Lo que se representa en esta viñeta es algo que no debería pasar bajo ninguna circunstancia. Los niños no pueden querer salir a la calle por cambiar de aires y divertirse para que, cuando lo consiguen, se les controle tantísimo. Es cierto que hay que controlar que no les ocurra nada, pero eso no quiere decir que no puedan siquiera ver el paisaje, ir a un parque cercano unos minutos con maestras vigilando por si ocurre algo...

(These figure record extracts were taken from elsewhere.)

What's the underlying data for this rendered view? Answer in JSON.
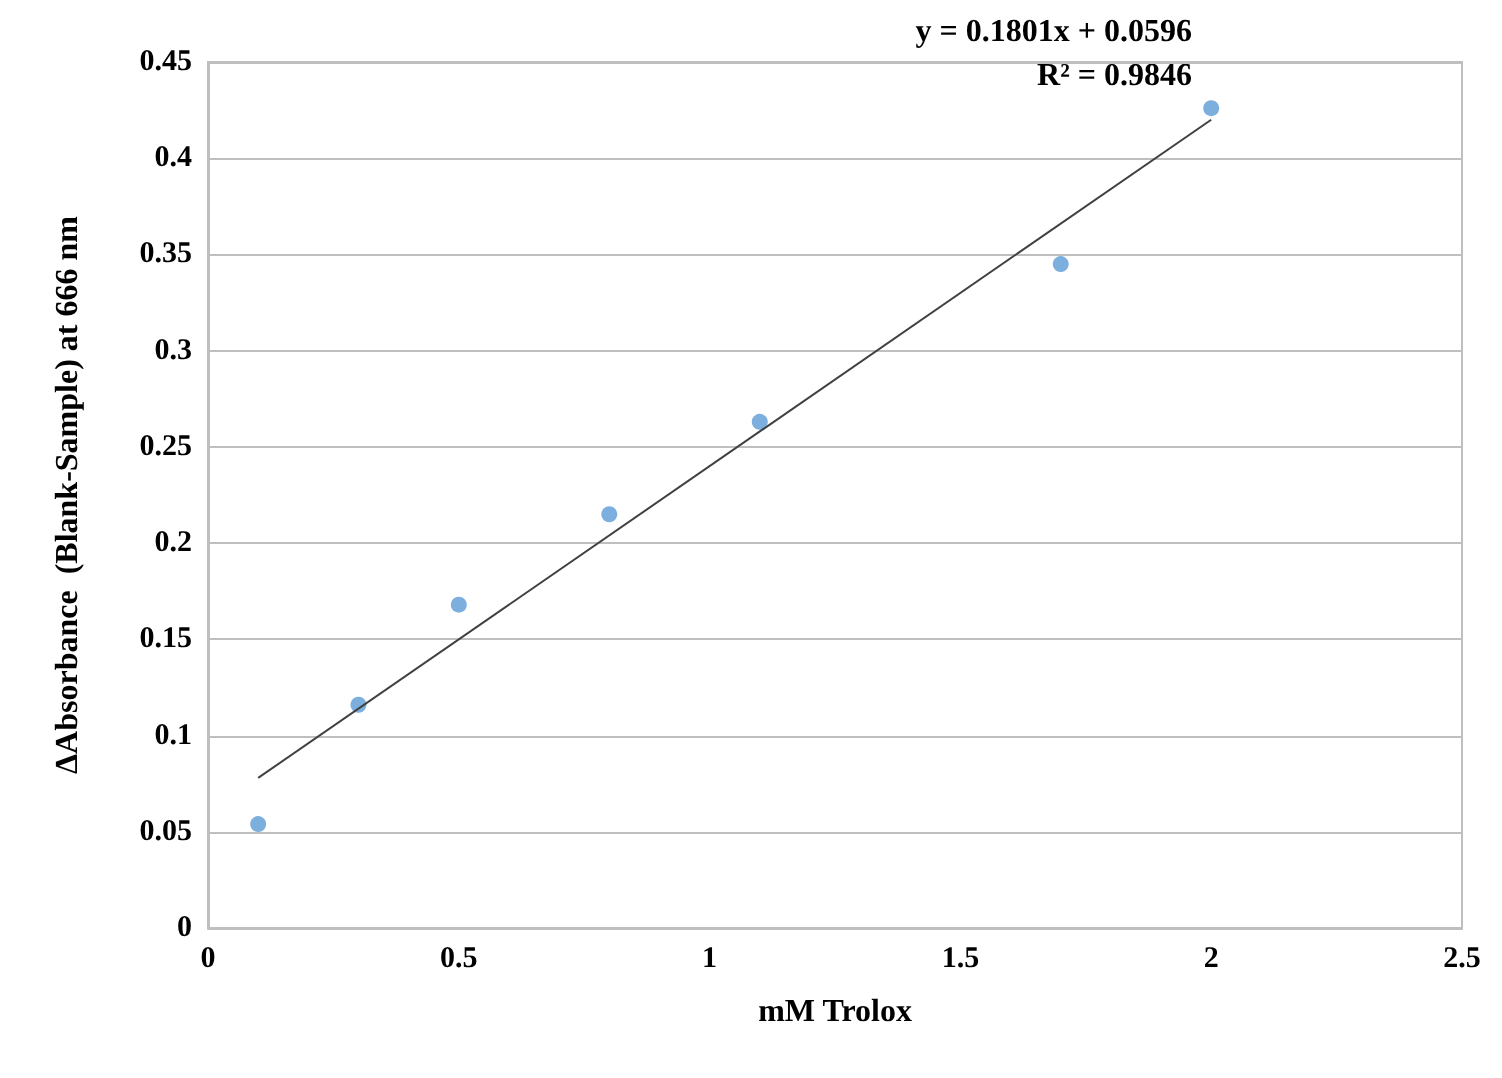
{
  "chart_data": {
    "type": "scatter",
    "xlabel": "mM Trolox",
    "ylabel": "ΔAbsorbance  (Blank-Sample) at 666 nm",
    "series": [
      {
        "color": "#5b9bd5",
        "marker": "circle",
        "x": [
          0.1,
          0.3,
          0.5,
          0.8,
          1.1,
          1.7,
          2.0
        ],
        "values": [
          0.054,
          0.116,
          0.168,
          0.215,
          0.263,
          0.345,
          0.426
        ]
      },
      {
        "type": "line",
        "marker": "none",
        "color": "#404040",
        "x": [
          0.1,
          2.0
        ],
        "values": [
          0.078,
          0.42
        ]
      }
    ],
    "xlim": [
      0,
      2.5
    ],
    "xticks": [
      0,
      0.5,
      1,
      1.5,
      2,
      2.5
    ],
    "ylim": [
      0,
      0.45
    ],
    "yticks": [
      0,
      0.05,
      0.1,
      0.15,
      0.2,
      0.25,
      0.3,
      0.35,
      0.4,
      0.45
    ],
    "grid": "y",
    "annotations": [
      "y = 0.1801x + 0.0596",
      "R² = 0.9846"
    ]
  }
}
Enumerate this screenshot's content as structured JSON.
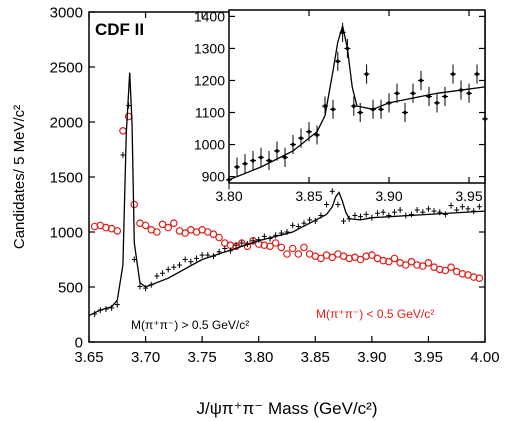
{
  "chart_data": [
    {
      "type": "scatter",
      "experiment_label": "CDF II",
      "xlabel": "J/ψπ⁺π⁻ Mass  (GeV/c²)",
      "ylabel": "Candidates/ 5 MeV/c²",
      "xlim": [
        3.65,
        4.0
      ],
      "ylim": [
        0,
        3000
      ],
      "xticks": [
        "3.65",
        "3.70",
        "3.75",
        "3.80",
        "3.85",
        "3.90",
        "3.95",
        "4.00"
      ],
      "yticks": [
        "0",
        "500",
        "1000",
        "1500",
        "2000",
        "2500",
        "3000"
      ],
      "grid": false,
      "annotations": [
        {
          "text": "M(π⁺π⁻) > 0.5 GeV/c²",
          "color": "#000000"
        },
        {
          "text": "M(π⁺π⁻) < 0.5 GeV/c²",
          "color": "#e0201b"
        }
      ],
      "series": [
        {
          "marker": "cross",
          "color": "#000000",
          "x": [
            3.655,
            3.66,
            3.665,
            3.67,
            3.675,
            3.68,
            3.685,
            3.69,
            3.695,
            3.7,
            3.705,
            3.71,
            3.715,
            3.72,
            3.725,
            3.73,
            3.735,
            3.74,
            3.745,
            3.75,
            3.755,
            3.76,
            3.765,
            3.77,
            3.775,
            3.78,
            3.785,
            3.79,
            3.795,
            3.8,
            3.805,
            3.81,
            3.815,
            3.82,
            3.825,
            3.83,
            3.835,
            3.84,
            3.845,
            3.85,
            3.855,
            3.86,
            3.865,
            3.87,
            3.875,
            3.88,
            3.885,
            3.89,
            3.895,
            3.9,
            3.905,
            3.91,
            3.915,
            3.92,
            3.925,
            3.93,
            3.935,
            3.94,
            3.945,
            3.95,
            3.955,
            3.96,
            3.965,
            3.97,
            3.975,
            3.98,
            3.985,
            3.99,
            3.995
          ],
          "y": [
            255,
            290,
            300,
            310,
            340,
            1700,
            2150,
            750,
            505,
            490,
            520,
            600,
            625,
            660,
            680,
            700,
            750,
            730,
            760,
            790,
            790,
            780,
            820,
            850,
            830,
            880,
            900,
            890,
            920,
            930,
            960,
            940,
            970,
            990,
            1000,
            1060,
            1050,
            1080,
            1110,
            1100,
            1150,
            1250,
            1370,
            1250,
            1100,
            1120,
            1150,
            1140,
            1160,
            1130,
            1170,
            1180,
            1150,
            1180,
            1200,
            1150,
            1160,
            1200,
            1180,
            1210,
            1190,
            1180,
            1160,
            1240,
            1200,
            1230,
            1210,
            1190,
            1230
          ]
        },
        {
          "marker": "circle",
          "color": "#e0201b",
          "x": [
            3.655,
            3.66,
            3.665,
            3.67,
            3.675,
            3.68,
            3.685,
            3.69,
            3.695,
            3.7,
            3.705,
            3.71,
            3.715,
            3.72,
            3.725,
            3.73,
            3.735,
            3.74,
            3.745,
            3.75,
            3.755,
            3.76,
            3.765,
            3.77,
            3.775,
            3.78,
            3.785,
            3.79,
            3.795,
            3.8,
            3.805,
            3.81,
            3.815,
            3.82,
            3.825,
            3.83,
            3.835,
            3.84,
            3.845,
            3.85,
            3.855,
            3.86,
            3.865,
            3.87,
            3.875,
            3.88,
            3.885,
            3.89,
            3.895,
            3.9,
            3.905,
            3.91,
            3.915,
            3.92,
            3.925,
            3.93,
            3.935,
            3.94,
            3.945,
            3.95,
            3.955,
            3.96,
            3.965,
            3.97,
            3.975,
            3.98,
            3.985,
            3.99,
            3.995
          ],
          "y": [
            1050,
            1060,
            1040,
            1030,
            1010,
            1920,
            2050,
            1250,
            1080,
            1060,
            1020,
            1000,
            1070,
            1040,
            1080,
            1010,
            990,
            1020,
            1000,
            1020,
            1000,
            980,
            950,
            900,
            880,
            870,
            900,
            870,
            920,
            890,
            880,
            870,
            900,
            860,
            800,
            850,
            800,
            860,
            800,
            780,
            760,
            790,
            770,
            800,
            780,
            760,
            770,
            750,
            780,
            790,
            760,
            740,
            730,
            760,
            720,
            700,
            730,
            700,
            690,
            720,
            680,
            660,
            650,
            680,
            640,
            620,
            610,
            590,
            580
          ]
        },
        {
          "marker": "line",
          "color": "#000000",
          "x": [
            3.65,
            3.66,
            3.67,
            3.675,
            3.68,
            3.683,
            3.686,
            3.688,
            3.69,
            3.695,
            3.7,
            3.72,
            3.75,
            3.8,
            3.83,
            3.86,
            3.865,
            3.868,
            3.871,
            3.874,
            3.877,
            3.88,
            3.89,
            3.9,
            3.95,
            4.0
          ],
          "y": [
            240,
            290,
            320,
            380,
            700,
            1900,
            2450,
            2000,
            900,
            540,
            500,
            580,
            750,
            920,
            1000,
            1160,
            1230,
            1320,
            1360,
            1280,
            1180,
            1120,
            1110,
            1130,
            1160,
            1190
          ]
        }
      ]
    },
    {
      "type": "scatter",
      "xlim": [
        3.8,
        3.96
      ],
      "ylim": [
        880,
        1420
      ],
      "xticks": [
        "3.80",
        "3.85",
        "3.90",
        "3.95"
      ],
      "yticks": [
        "900",
        "1000",
        "1100",
        "1200",
        "1300",
        "1400"
      ],
      "grid": false,
      "series": [
        {
          "marker": "errorbar",
          "color": "#000000",
          "x": [
            3.8,
            3.805,
            3.81,
            3.815,
            3.82,
            3.825,
            3.83,
            3.835,
            3.84,
            3.845,
            3.85,
            3.855,
            3.86,
            3.865,
            3.868,
            3.871,
            3.874,
            3.878,
            3.882,
            3.886,
            3.89,
            3.895,
            3.9,
            3.905,
            3.91,
            3.915,
            3.92,
            3.925,
            3.93,
            3.935,
            3.94,
            3.945,
            3.95,
            3.955,
            3.96
          ],
          "y": [
            890,
            930,
            940,
            950,
            960,
            950,
            980,
            960,
            1000,
            1020,
            1040,
            1030,
            1120,
            1110,
            1260,
            1350,
            1300,
            1120,
            1100,
            1220,
            1110,
            1110,
            1130,
            1160,
            1100,
            1160,
            1200,
            1150,
            1130,
            1150,
            1220,
            1170,
            1160,
            1220,
            1080
          ],
          "err": [
            30,
            30,
            30,
            30,
            30,
            30,
            30,
            30,
            30,
            30,
            30,
            30,
            30,
            30,
            30,
            30,
            30,
            30,
            30,
            30,
            30,
            30,
            30,
            30,
            30,
            30,
            30,
            30,
            30,
            30,
            30,
            30,
            30,
            30,
            30
          ]
        },
        {
          "marker": "line",
          "color": "#000000",
          "x": [
            3.8,
            3.82,
            3.84,
            3.855,
            3.86,
            3.865,
            3.868,
            3.871,
            3.874,
            3.877,
            3.88,
            3.89,
            3.9,
            3.93,
            3.96
          ],
          "y": [
            890,
            930,
            980,
            1040,
            1090,
            1230,
            1320,
            1370,
            1300,
            1180,
            1120,
            1110,
            1130,
            1160,
            1180
          ]
        }
      ]
    }
  ]
}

Cuando yo estaba en el Abencerrajes, en primero de primaria, nos llevaron a nosotros y a los de segundo a dar una vuelta por el barrio recitando y representando poesías de Gloria Fuertes por donde pasábamos (parques, bancos e incluso la mesa de un bar que preguntaron si podíamos usar para tal fin) con motivo de su muerte... Para ello, antes nos hicieron una especie de cuarernillos grapados con las distintas poesías de gloria fuertes, algunas como la de la bicicleta para poner en práctica con dibujos, que interpretamos por el barrio hasta llegar a la biblioteca del Zaidín, donde, creo recordar, hablamos más sobre ella.

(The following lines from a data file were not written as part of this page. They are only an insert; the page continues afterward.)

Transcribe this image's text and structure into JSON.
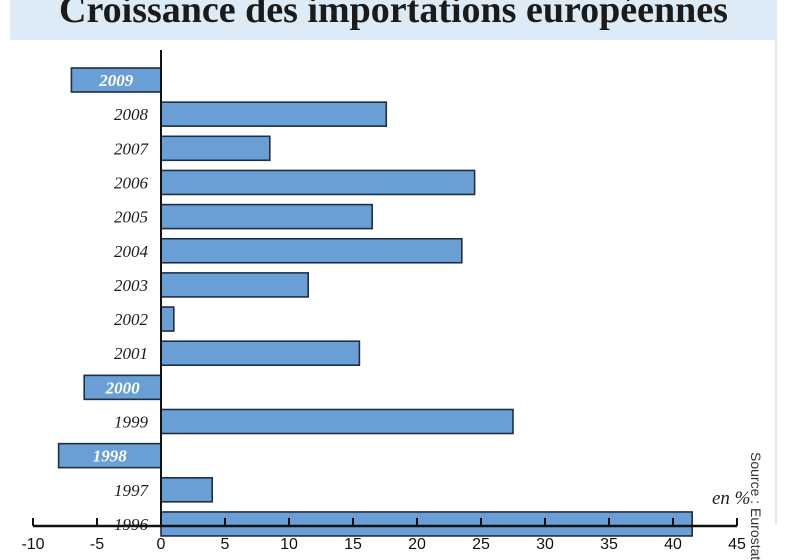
{
  "chart_data": {
    "type": "bar",
    "orientation": "horizontal",
    "title": "Croissance des importations européennes",
    "unit_label": "en %",
    "source": "Source : Eurostat",
    "categories": [
      "2009",
      "2008",
      "2007",
      "2006",
      "2005",
      "2004",
      "2003",
      "2002",
      "2001",
      "2000",
      "1999",
      "1998",
      "1997",
      "1996"
    ],
    "values": [
      -7,
      17.6,
      8.5,
      24.5,
      16.5,
      23.5,
      11.5,
      1,
      15.5,
      -6,
      27.5,
      -8,
      4,
      41.5
    ],
    "xlim": [
      -10,
      45
    ],
    "xticks": [
      "-10",
      "-5",
      "0",
      "5",
      "10",
      "15",
      "20",
      "25",
      "30",
      "35",
      "40",
      "45"
    ],
    "bar_color": "#6a9fd6",
    "negative_label_color": "#ffffff",
    "label_color": "#1b1b1b"
  }
}
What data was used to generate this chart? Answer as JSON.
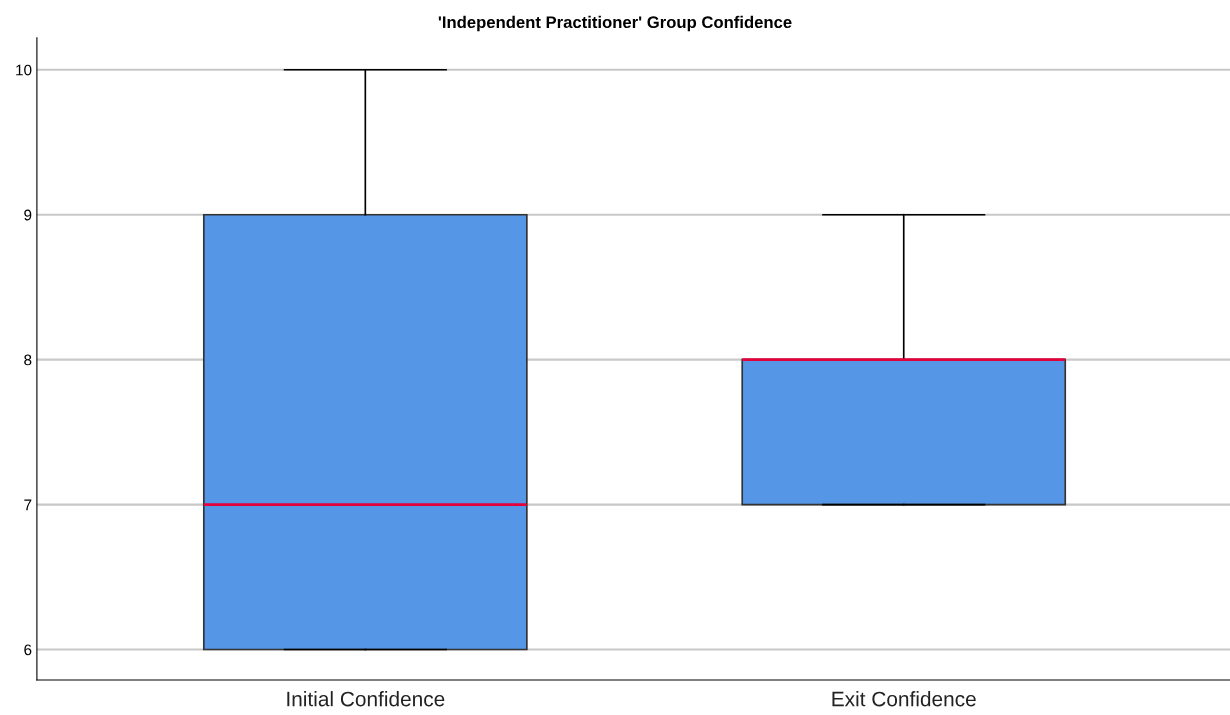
{
  "chart_data": {
    "type": "box",
    "title": "'Independent Practitioner' Group Confidence",
    "categories": [
      "Initial Confidence",
      "Exit Confidence"
    ],
    "boxes": [
      {
        "low": 6,
        "q1": 6,
        "median": 7,
        "q3": 9,
        "high": 10
      },
      {
        "low": 7,
        "q1": 7,
        "median": 8,
        "q3": 8,
        "high": 9
      }
    ],
    "color": "#5596e6",
    "ylim": [
      5.79,
      10.22
    ],
    "yticks": [
      6,
      7,
      8,
      9,
      10
    ],
    "grid": "y"
  }
}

Por el camino en ningún momento nos dijeron que nos agarrásemos de la mano ni que mirásemos hacia delante todo el rato para no perdernos. El simple hecho de salir hacía que nuestros sentidos estuvieran atentos a todo, incluidos los maestros, y las interpretaciones del camino hacían que nos centrásemos más y nos divirtiésemos a la vez que descubríamos muchas cosas nuevas.
Puede que mi ejemplo sea ya de primaria, pero poca diferencia hay con los últimos cursos de infantil o con cualquier otro en el que los niños sepan andar y, simplemente, mirar y divertirse, porque para que disfruten de una salida por el barrio, aunque sea rodeando el centro escolar, no hace falta nada más que eso y varios docentes que vigilen.